I began prepping for a solo show that had to be put off due to the pandemic, and I am finally finishing a batch of commissions that stalled out when the school year started.
It feels good to work.
I've been reading Demons, but I keep returning to the Brothers Karamazov for the truth and wisdom that burnishes a weary soul back to shining. Demons, like the Idiot, is a conceptual novel- driven by characters who represent ideas in parlor room dramas… but the Brothers K is like coming home. I find such hope in those pages: wisdom and mercy, and a keen understanding not only of what it is to be wholly human, but the sanctity of our human weaknesses that cause us to rely, beautifully, on humility, reconciliation, compassion, and love… and the one true source of those spiritual gifts.

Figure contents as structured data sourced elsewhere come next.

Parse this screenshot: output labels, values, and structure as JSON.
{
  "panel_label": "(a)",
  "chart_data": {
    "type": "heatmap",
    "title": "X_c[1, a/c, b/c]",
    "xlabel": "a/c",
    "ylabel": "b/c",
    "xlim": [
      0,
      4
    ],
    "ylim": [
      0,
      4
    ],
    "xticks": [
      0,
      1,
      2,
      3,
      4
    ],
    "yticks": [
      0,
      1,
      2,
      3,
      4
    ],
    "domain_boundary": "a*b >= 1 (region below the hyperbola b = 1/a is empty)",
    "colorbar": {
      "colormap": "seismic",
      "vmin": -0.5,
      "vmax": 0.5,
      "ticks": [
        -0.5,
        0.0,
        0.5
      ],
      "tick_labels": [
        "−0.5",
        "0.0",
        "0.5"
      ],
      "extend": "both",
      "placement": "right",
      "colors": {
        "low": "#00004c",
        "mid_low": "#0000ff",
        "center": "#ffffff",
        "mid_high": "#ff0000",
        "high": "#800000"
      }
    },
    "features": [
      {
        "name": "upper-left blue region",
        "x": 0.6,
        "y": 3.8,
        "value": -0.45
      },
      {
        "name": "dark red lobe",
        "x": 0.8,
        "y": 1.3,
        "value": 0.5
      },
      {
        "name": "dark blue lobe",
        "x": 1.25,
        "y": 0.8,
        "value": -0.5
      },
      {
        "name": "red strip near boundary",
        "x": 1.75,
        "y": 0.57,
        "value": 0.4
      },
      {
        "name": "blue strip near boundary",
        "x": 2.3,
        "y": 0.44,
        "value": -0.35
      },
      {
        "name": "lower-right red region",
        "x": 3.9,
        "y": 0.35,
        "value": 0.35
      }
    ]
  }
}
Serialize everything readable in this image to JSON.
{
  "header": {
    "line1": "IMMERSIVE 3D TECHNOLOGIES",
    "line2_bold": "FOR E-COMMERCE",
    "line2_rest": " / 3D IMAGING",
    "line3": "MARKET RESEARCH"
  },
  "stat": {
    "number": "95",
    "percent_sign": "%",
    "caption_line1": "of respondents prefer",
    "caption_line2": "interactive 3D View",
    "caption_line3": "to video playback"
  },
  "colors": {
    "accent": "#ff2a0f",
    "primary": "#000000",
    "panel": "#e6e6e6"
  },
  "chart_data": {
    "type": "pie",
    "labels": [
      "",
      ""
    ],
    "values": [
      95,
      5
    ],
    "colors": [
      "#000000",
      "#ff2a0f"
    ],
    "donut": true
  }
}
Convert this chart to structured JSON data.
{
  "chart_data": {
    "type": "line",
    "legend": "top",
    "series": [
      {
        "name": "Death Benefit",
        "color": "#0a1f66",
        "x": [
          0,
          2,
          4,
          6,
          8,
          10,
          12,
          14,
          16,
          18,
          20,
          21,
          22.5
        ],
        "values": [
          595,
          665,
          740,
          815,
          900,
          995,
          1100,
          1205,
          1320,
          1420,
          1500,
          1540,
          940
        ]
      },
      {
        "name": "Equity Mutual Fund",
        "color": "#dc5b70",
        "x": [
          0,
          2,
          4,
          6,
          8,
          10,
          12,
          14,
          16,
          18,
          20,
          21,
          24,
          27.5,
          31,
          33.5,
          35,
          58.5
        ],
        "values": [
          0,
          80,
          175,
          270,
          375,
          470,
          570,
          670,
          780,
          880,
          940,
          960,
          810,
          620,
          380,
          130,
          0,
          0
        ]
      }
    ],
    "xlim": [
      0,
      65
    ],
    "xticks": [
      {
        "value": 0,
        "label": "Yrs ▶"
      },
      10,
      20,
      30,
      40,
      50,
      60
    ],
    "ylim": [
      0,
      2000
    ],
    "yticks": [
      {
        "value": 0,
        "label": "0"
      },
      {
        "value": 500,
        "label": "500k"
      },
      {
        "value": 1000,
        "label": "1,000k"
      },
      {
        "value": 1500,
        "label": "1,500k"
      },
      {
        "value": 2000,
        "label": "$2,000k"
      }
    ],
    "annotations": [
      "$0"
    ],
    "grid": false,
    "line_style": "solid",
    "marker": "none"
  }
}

As I roll up my sleeves in earnest, these lines “echo thus” in my mind:
“Be not forgetful of prayer. Every time you pray, if your prayer is sincere, there will be new feeling and new meaning in it, which will give you fresh courage, and you will understand that prayer is an education.”
To all things new, and to newly opened eyes: may we perceive our faults as blessings, and be patient with the faults we see in others. Cheers, to homecomings and happier times.